As a teacher, you probably had to take out student loans for your teaching degree(s). And as rewarding as teaching is, it remains one of the most grossly underpaid professions in the U.S. — making it especially hard to pay back your debt. But there is a ray of hope — the Teacher Loan Forgiveness program.
Teacher Loan Forgiveness forgives up to $17,500 in federal student loans for qualifying teachers. Read on to learn more about how to get your student loans forgiven with this program, along with other tips for paying off your student debt.
- What is the Teacher Loan Forgiveness program?
- What are the requirements?
- Which loans are eligible?
- What about private student loans?
- Can’t qualify? Other options for managing your debt
What is the Teacher Loan Forgiveness program?

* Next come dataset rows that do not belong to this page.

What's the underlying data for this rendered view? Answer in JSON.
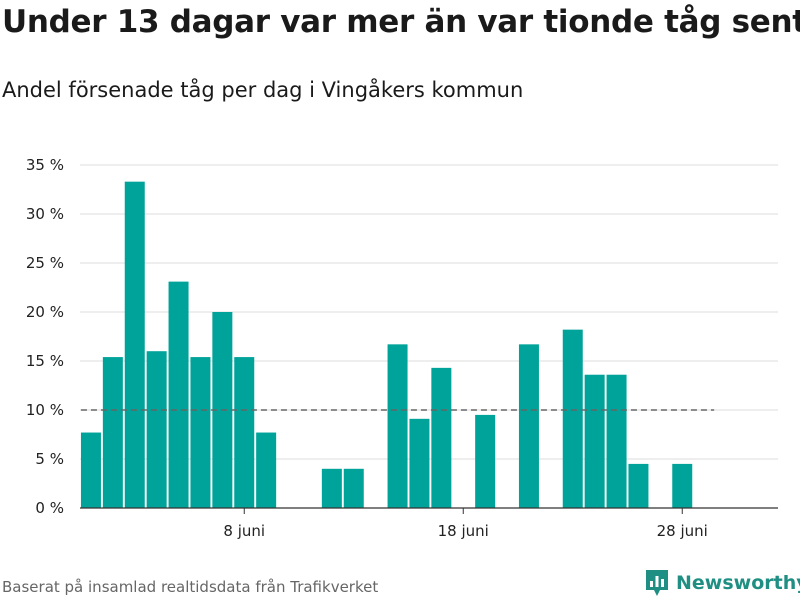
{
  "title": "Under 13 dagar var mer än var tionde tåg sent",
  "subtitle": "Andel försenade tåg per dag i Vingåkers kommun",
  "source": "Baserat på insamlad realtidsdata från Trafikverket",
  "brand": "Newsworthy",
  "chart_data": {
    "type": "bar",
    "x_unit": "day of June",
    "x": [
      1,
      2,
      3,
      4,
      5,
      6,
      7,
      8,
      9,
      10,
      11,
      12,
      13,
      14,
      15,
      16,
      17,
      18,
      19,
      20,
      21,
      22,
      23,
      24,
      25,
      26,
      27,
      28,
      29
    ],
    "values": [
      7.7,
      15.4,
      33.3,
      16.0,
      23.1,
      15.4,
      20.0,
      15.4,
      7.7,
      0,
      0,
      4.0,
      4.0,
      0,
      16.7,
      9.1,
      14.3,
      0,
      9.5,
      0,
      16.7,
      0,
      18.2,
      13.6,
      13.6,
      4.5,
      0,
      4.5,
      0
    ],
    "xticks": [
      8,
      18,
      28
    ],
    "xtick_labels": [
      "8 juni",
      "18 juni",
      "28 juni"
    ],
    "yticks": [
      0,
      5,
      10,
      15,
      20,
      25,
      30,
      35
    ],
    "ytick_labels": [
      "0 %",
      "5 %",
      "10 %",
      "15 %",
      "20 %",
      "25 %",
      "30 %",
      "35 %"
    ],
    "ylim": [
      0,
      35
    ],
    "reference_line": 10,
    "grid": true,
    "colors": {
      "bar": "#00a399",
      "reference": "#666666",
      "grid": "#dddddd",
      "axis": "#333333",
      "brand": "#1f8f84"
    }
  }
}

The Teacher Loan Forgiveness program is a federal program through the Department of Education that offers student loan forgiveness for teachers who work for at least five years in a low-income school or educational service agency.
It offers either $5,000 or $17,500 in loan forgiveness, depending on the grade and subject matter you teach.
To get up to $17,500, you must,
- Be a highly qualified full-time math or science teacher at the secondary school level
- Be a highly qualified special education teacher at the elementary or secondary school level who provides special education to children with disabilities
Don’t fall into these categories? You can receive up to $5,000 in student loan forgiveness for teachers.
Once you’ve completed your five years of teaching, you can submit the Teacher Loan Forgiveness Application to your loan servicer to begin the loan forgiveness process.
What are the requirements?
Here are the main requirements to qualify for Teacher Loan Forgiveness:
- Work for at least five years at an elementary school, secondary school, or educational service agency that serves low-income students
- Provide classroom teaching (or classroom-type teaching in a non-traditional setting)
- Have a bachelor’s degree and teaching certification from your state
- Have borrowed loans after Oct. 1, 1998
Depending on the grade level and subject you teach, you might need to fulfill additional requirements to prove you’re a “highly qualified” teacher, such as passing a state test or completing a major or graduate degree in the subject you teach.
Which loans are eligible?
The following student loan types qualify for forgiveness through the Teacher Loan Forgiveness program:
- Direct Subsidized Loan
- Direct Unsubsidized Loan
- Subsidized Federal Stafford Loan
- Unsubsidized Federal Stafford Loan
Note that PLUS loans and Perkins loans are not eligible, but some teachers might be able to get Perkins loan cancelation through this program.
What about private student loans?
Unfortunately, private student loans aren’t eligible for Teacher Loan Forgiveness — or for any federal forgiveness program for that matter.
But some states offer loan repayment assistance to teachers, so it’s worth checking with your state to see if it has a program that could help.
You can also explore refinancing your private student loans for lower rates and new repayment terms.
Can’t qualify? Other options for managing your debt
While the Teacher Loan Forgiveness program can be a great option for canceling a chunk of your student loan debt, it’s not available to everyone — and it only provides so much loan forgiveness.
Here are two other options to consider:
- Public Service Loan Forgiveness (PSLF): Cancels all of your federal student loan debt after 10 years in public service. Note that while you can double up with PSLF and Teacher Loan Forgiveness, you can’t work toward both at the same time. In other words, the five years you spend pursuing Teacher Loan Forgiveness cannot be used toward PSLF; you’ll need to reset the clock and start from scratch.
- Student loan refinancing: Helpful for both federal and private student loans, and could save you a bunch on interest. Learn more about student loan refinancing in this guide, or head to our list of the best student loan refinancing lenders.
Just note that refinancing federal loans with a private lender turns them private, so it’s not a good idea if you’re working toward student loan forgiveness for teachers, PSLF, or another federal program.
By exploring your options and staying on top of debt repayment, you can find strategies for managing your student loans better and hopefully get out of debt ahead of schedule.